Special Branch collusion in UVF murder feud could spell trouble

In January 2007, the then Northern Ireland Police Ombudsman, Nuala O’Loan, issued her long-awaited report into allegations of collusion between members of the Royal Ulster Constabulary Special Branch and the Ulster Volunteer Force (UVF) in North Belfast. UVF members based in the Mount Vernon estate enjoyed RUC Special Branch protection for murders and other serious crimes as they worked as informers for the Special Branch.

Special Branch (SB) officers ensured the murderers were not caught and even “baby-sat” them during police interviews to help them avoid incriminating themselves when questioned by CID officers. The same SB officers “created false notes” and blocked searches for UVF weapons.

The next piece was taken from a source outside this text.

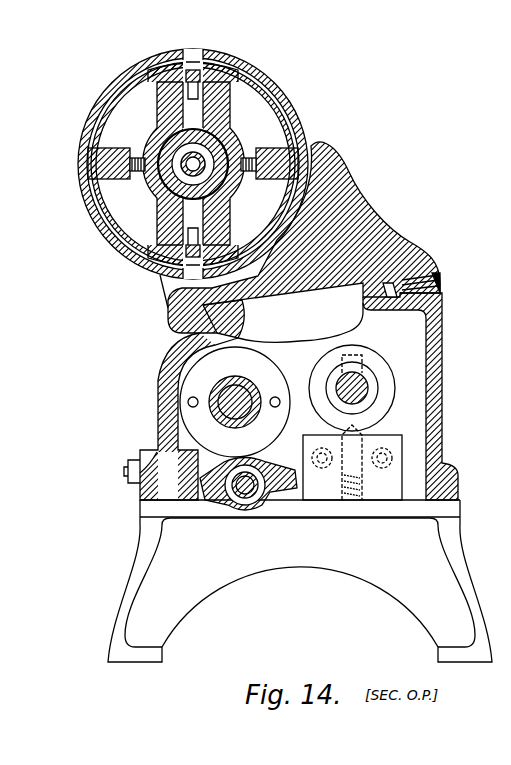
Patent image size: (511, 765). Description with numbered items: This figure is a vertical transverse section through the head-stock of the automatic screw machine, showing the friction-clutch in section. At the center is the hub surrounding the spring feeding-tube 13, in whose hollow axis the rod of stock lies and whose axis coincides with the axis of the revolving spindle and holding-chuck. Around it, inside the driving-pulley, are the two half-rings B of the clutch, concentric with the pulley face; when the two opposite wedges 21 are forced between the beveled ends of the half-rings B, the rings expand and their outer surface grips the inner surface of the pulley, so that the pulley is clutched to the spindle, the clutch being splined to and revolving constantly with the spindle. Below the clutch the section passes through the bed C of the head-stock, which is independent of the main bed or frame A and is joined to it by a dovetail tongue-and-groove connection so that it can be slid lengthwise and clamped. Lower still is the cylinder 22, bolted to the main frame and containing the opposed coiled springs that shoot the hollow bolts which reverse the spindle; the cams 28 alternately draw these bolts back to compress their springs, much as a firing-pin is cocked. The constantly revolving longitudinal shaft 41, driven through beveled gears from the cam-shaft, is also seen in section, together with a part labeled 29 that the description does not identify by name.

Mark Haddock, one of the leaders of the UVF unit in Mount Vernon, was even paid almost £80,000 by the SB. Haddock is due to go on trial at Laganside Courts in Belfast on Tuesday for the murder of a rival paramilitary figure, Tommy English of the Ulster Defence Association (UDA), during a vicious feud in 2000. Ironically, two former comrades of Haddock’s, David and Robert Stewart, have informed on the former informer and are to give evidence against him. Both men are doing time for their own role in English’s murder. Thirteen other members of the Mount Vernon UVF will stand trial alongside Haddock.

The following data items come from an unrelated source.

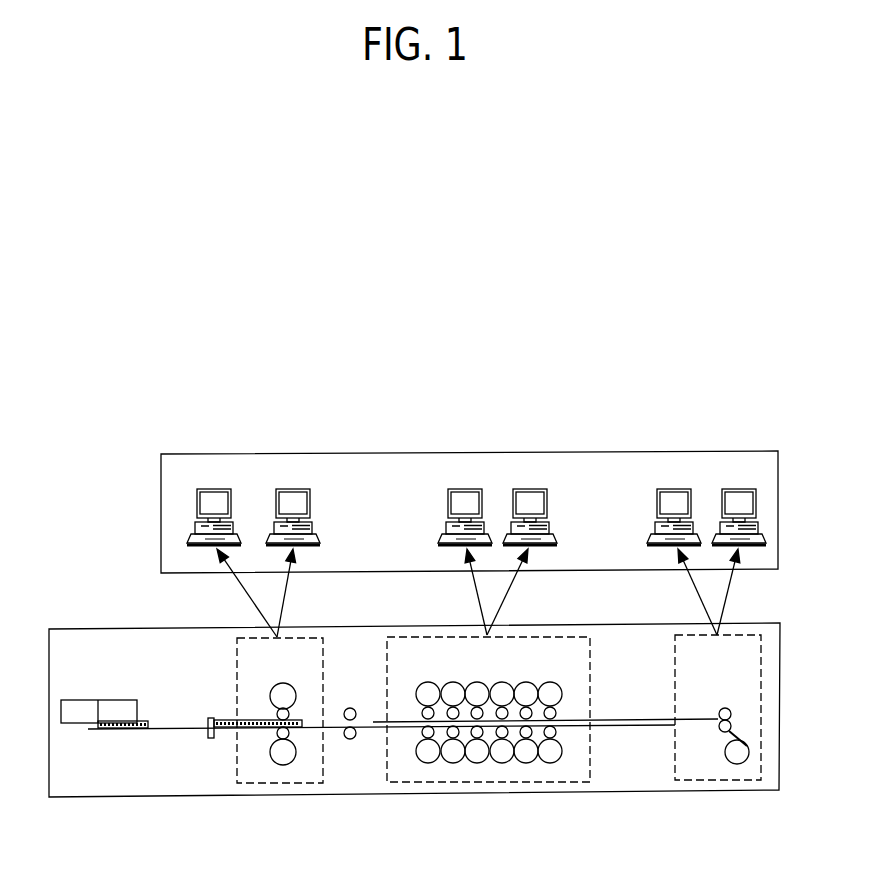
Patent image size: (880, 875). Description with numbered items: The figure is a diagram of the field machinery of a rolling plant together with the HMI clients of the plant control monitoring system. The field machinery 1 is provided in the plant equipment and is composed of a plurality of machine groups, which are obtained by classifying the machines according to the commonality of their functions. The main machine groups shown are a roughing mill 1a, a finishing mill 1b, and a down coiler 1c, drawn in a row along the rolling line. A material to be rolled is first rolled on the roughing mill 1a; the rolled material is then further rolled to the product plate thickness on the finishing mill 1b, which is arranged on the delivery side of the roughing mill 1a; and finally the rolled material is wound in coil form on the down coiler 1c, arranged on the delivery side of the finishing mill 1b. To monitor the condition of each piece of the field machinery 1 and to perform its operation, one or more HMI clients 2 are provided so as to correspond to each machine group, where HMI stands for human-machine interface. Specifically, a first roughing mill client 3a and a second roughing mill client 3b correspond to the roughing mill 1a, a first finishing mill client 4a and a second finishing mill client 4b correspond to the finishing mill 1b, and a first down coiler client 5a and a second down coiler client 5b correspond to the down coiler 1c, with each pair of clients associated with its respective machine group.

The field machinery 1 is at (207, 626).
The roughing mill 1a is at (323, 649).
The finishing mill 1b is at (590, 649).
The down coiler 1c is at (673, 761).
The HMI clients 2 is at (160, 502).
The first roughing mill client 3a is at (232, 494).
The second roughing mill client 3b is at (311, 494).
The first finishing mill client 4a is at (447, 494).
The second finishing mill client 4b is at (512, 494).
The first down coiler client 5a is at (656, 494).
The second down coiler client 5b is at (721, 494).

The UVF attempted to assassinate Haddock in May 2006 when he was exposed as a tout. He survived the attempt despite being shot six times. He has been in protective custody since then.

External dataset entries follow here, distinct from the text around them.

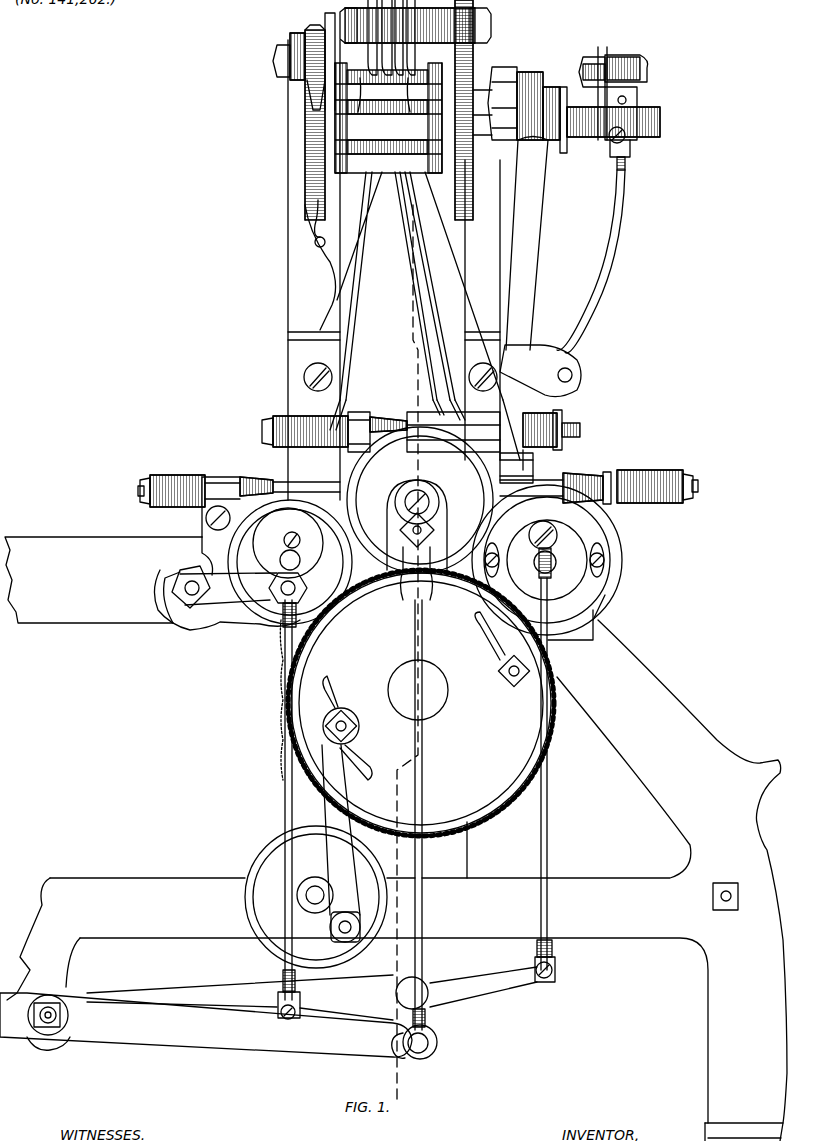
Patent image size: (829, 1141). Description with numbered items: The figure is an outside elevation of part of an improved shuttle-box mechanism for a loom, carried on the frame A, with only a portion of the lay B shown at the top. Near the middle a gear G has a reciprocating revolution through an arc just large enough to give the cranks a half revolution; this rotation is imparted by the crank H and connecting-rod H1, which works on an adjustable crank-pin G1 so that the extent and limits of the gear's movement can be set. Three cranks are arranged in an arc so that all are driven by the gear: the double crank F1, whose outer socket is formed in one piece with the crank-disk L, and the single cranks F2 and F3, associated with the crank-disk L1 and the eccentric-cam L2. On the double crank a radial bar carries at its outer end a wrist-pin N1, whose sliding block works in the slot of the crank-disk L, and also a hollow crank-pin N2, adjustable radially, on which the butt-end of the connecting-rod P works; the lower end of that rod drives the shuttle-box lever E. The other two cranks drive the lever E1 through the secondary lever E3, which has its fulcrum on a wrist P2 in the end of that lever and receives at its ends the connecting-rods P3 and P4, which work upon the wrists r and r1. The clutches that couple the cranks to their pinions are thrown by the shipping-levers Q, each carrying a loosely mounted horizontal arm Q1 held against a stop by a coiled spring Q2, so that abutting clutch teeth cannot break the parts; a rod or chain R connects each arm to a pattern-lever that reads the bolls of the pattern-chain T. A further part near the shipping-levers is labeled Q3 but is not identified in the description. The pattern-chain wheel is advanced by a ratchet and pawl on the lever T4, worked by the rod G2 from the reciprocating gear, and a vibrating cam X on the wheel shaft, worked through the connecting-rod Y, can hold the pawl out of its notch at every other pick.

The lay B is at (415, 37).
The lever T4 is at (508, 88).
The pattern-chain T is at (551, 113).
The vibrating cam X is at (610, 121).
The rod G2 is at (534, 244).
The connecting-rod Y is at (591, 261).
The rod or chain R is at (425, 316).
The gear G is at (297, 205).
The horizontal arm Q1 is at (418, 453).
The spring Q2 is at (408, 448).
The shipping-lever Q is at (434, 452).
The upper spring Q3 is at (551, 430).
The eccentric-cam L2 is at (277, 550).
The crank-disk L is at (420, 500).
The crank-disk L1 is at (547, 562).
The wrist-pin N1 is at (405, 568).
The hollow crank-pin N2 is at (425, 522).
The crank F2 is at (240, 590).
The crank F3 is at (534, 549).
The adjustable crank-pin G1 is at (360, 722).
The connecting-rod P3 is at (282, 800).
The connecting-rod P is at (425, 815).
The connecting-rod P4 is at (556, 774).
The connecting-rod H1 is at (341, 830).
The crank H is at (316, 897).
The frame A is at (397, 880).
The lever E is at (206, 1025).
The lever E1 is at (240, 997).
The wrist r is at (294, 994).
The secondary lever E3 is at (483, 987).
The wrist r1 is at (552, 961).
The wrist P2 is at (412, 1002).
The double crank F1 is at (414, 1042).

In the past week, banners condemning supergrass trials have appeared in loyalist areas of Belfast where the UVF are strong. The organisation hopes to capitalise on resentment that most police ‘historic enquiries’ into murders and other crimes committed during the Troubles seem to involve loyalists disproportionably.

The UVF have lost a lot of popular support since the murder last May of Bobby Moffett in broad daylight on the Shankill Road in Belfast.

The war is over, most Ulster people say, so what is the UVF for?

Evidence at the trial is likely to dent the UVF’s overblown self-image as ‘the people’s army’, so it’s reasonable to expect a violent reaction from its embattled leadership in another bout of rioting on the streets of North Belfast.